L'atmosphère des chanteurs a cappella
Les quatre flutistes sont vraiment parmi les meilleurs d'Italie. Dans ce programme virtuose en condition de plein air (apaisante idée de faire sonner les flutes douces dans le cloitre renaissance) avec les moustiques lombards se posant sur les partitions, ils avaient à gérer le stress des chanteurs a capella, etre parfaitement ensemble, dans le meme phrasé, ne jamais décaler une double croche (et il y en a d'ébouriffantes chez Vivaldi), un pari gagné.
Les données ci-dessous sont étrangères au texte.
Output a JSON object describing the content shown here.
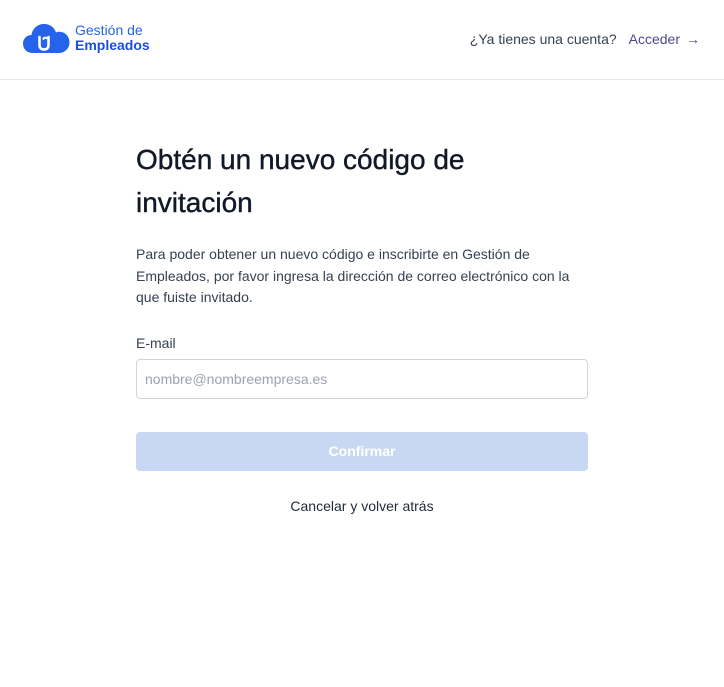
{
  "header": {
    "logo": {
      "line1": "Gestión de",
      "line2": "Empleados"
    },
    "account_question": "¿Ya tienes una cuenta?",
    "login_label": "Acceder",
    "login_arrow": "→"
  },
  "main": {
    "title": "Obtén un nuevo código de invitación",
    "description": "Para poder obtener un nuevo código e inscribirte en Gestión de Empleados, por favor ingresa la dirección de correo electrónico con la que fuiste invitado.",
    "email": {
      "label": "E-mail",
      "placeholder": "nombre@nombreempresa.es",
      "value": ""
    },
    "confirm_label": "Confirmar",
    "cancel_label": "Cancelar y volver atrás"
  },
  "colors": {
    "brand": "#2563eb",
    "brand_dark": "#1d4ed8",
    "button_disabled": "#c9d8f2",
    "link": "#4b4a8a"
  }
}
Personnalité de chacun des quatre
Quant à la justesse, si ingrate pour les flûtes, elle était bien là, sauf pour quelques accords finaux (mais c'est le plus difficile d'éviter que le son tombe en final, penbsez à quatre ! c'est la nature de la flute, il faut l'accepter). Manuel Staropoli s'avère le plus apte à tenir la partie de la basse autant dans le maniement de cet instrument si résistant que pour son oreille. Lorenzo Cavasanti s'y montre aussi habile, c'est d'ailleurs un flûtiste souverain, habité d'une grace généreuse. Prisca Comploi n'a pas encore l'assurance d'intonation pour la partie de fondamentale surtout à cette terrible flûte basse, quoique plus à l'aise a la flute ténor. Comme on sent que le groupe est récent, le programme frais, le maniement de l'instrument peu usuel, cette réserve peut devenir caduc pour le futur. Cette artiste tyrolienne est tout de suite trés brillante pour le dessus qui fut d'autant impressionnant pour le concerto per flautino in do maggiore RV 443 de Vivaldi qu'il était contre toute attente partagé en deux entre elle et Stefano Bagliano, dans une sorte d'écho évoquant la sonorité de petites cloches. En partie de Soliste, notamment, Stefano Bagliano nous a offert un magnifique sicilienne issue de l'estro harmonico de Vivaldi, avec d'originaux ornements et une grande vocalité dans sa dynamique. Tres poétique aussi le mouvement lent en duo (entre Cavasanti et Staropoli) accompagné de la flute ténor (Bogliano). Vous le connaissez certainement, c'est le reve en brume vénitiene du célébre concerto en la mineur de Vivaldi retranscrit par Bach à l'orgue (trés amusant d'entendre ici les solutions de Vivaldi privilégiées, la mesure d'aprés celles de Bach)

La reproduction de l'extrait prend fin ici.